Liam Fox: Compensation payout for IRA getaway driver ‘outrageous’12th October 2011 | By: brendan64 | Comments Off on Liam Fox: Compensation payout for IRA getaway driver ‘outrageous’
The £75,000 compensation payment to Aidan McKeever – who was wounded by undercover soldiers following an IRA machine gun attack on Coalisland’s RUC station in 1992 – has been described as “outrageous” by defence secretary Liam Fox.
Mr McKeever, who acted as an unarmed getaway driver for the IRA in the February 1992 attack, was awarded the compensation payout by judge Mr Justice Treacy at the High Court in Belfast on Friday, October 7.
According to the Newsletter, Mr Fox said: “Instinctively, I find it quite outrageous that the government is being ordered to pay compensation to the getaway driver for terrorists who had just used a heavy machine gun and rifles to attack a police station.”
Mr Fox’s comments come after TUV leader Jim Allister called for a change in the legal system to prevent such legal actions in future.
It is not yet known if the MoD will launch an appeal against the compensation payment.
Four IRA men were shot dead by the soldiers as they arrived in the car park of St Patrick’s Church in Clonoe immediately after the RUC barracks attack in Coalisland.
The IRA members were carrying AKM assault rifles, and were travelling in a flatbed lorry with a Russian-made DHSK 12.7mm heavy machine gun mounted on the rear.
Mr McKeever was driving what was to be a getaway car and was seen entering the car park before the lorry arrived, the court heard.
His car was hit by at least 15 bullets fired by four soldiers, according to a forensic scientist.

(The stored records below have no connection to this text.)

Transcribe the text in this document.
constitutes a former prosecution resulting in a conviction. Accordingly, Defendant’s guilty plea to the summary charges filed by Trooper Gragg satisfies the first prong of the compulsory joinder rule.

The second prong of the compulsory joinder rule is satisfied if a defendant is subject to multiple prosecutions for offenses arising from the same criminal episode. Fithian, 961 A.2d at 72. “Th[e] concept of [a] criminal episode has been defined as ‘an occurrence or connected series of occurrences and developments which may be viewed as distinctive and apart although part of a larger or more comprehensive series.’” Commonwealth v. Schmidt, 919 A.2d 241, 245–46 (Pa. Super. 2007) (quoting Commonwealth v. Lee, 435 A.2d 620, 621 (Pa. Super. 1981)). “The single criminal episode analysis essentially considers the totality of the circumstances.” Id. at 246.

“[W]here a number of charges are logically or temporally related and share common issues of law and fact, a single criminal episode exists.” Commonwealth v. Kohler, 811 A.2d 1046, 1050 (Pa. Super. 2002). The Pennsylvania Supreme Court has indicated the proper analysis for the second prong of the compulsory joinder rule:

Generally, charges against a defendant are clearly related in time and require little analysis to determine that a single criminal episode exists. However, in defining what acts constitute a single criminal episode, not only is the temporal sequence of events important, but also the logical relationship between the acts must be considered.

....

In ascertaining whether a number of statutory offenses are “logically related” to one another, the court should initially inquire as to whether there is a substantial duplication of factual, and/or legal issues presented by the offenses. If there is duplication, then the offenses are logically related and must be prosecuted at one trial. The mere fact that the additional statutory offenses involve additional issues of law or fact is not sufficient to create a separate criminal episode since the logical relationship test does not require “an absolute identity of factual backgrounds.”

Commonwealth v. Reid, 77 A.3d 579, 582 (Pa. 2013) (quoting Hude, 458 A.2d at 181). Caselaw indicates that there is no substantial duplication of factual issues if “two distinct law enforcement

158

Mr McKeever later pleaded guilty to assisting offenders and received a three-year suspended jail sentence.
He sued the MoD for assault and battery, alleging the soldiers opened fire on him when he was unarmed and not close to anyone with a weapon.
It was also claimed that Mr McKeever was given no warning or any opportunity to surrender.
MoD lawyers defended the action, arguing justified force was used as the soldiers reasonably believed the IRA team intended to kill them.
In his judgment, Mr Justice Treacy noted how only one of the soldiers who fired at Mr McKeever was called by the defence, despite special measures being taken to protect their anonymity.
He said the others were no longer prepared to give evidence after this witness – Soldier A – gave an “utterly implausible” and “incredible” account.
With no steps taken to compel them to testify, Mr Justice Treacy said he inferred that their evidence was likely to have been unhelpful to the MoD.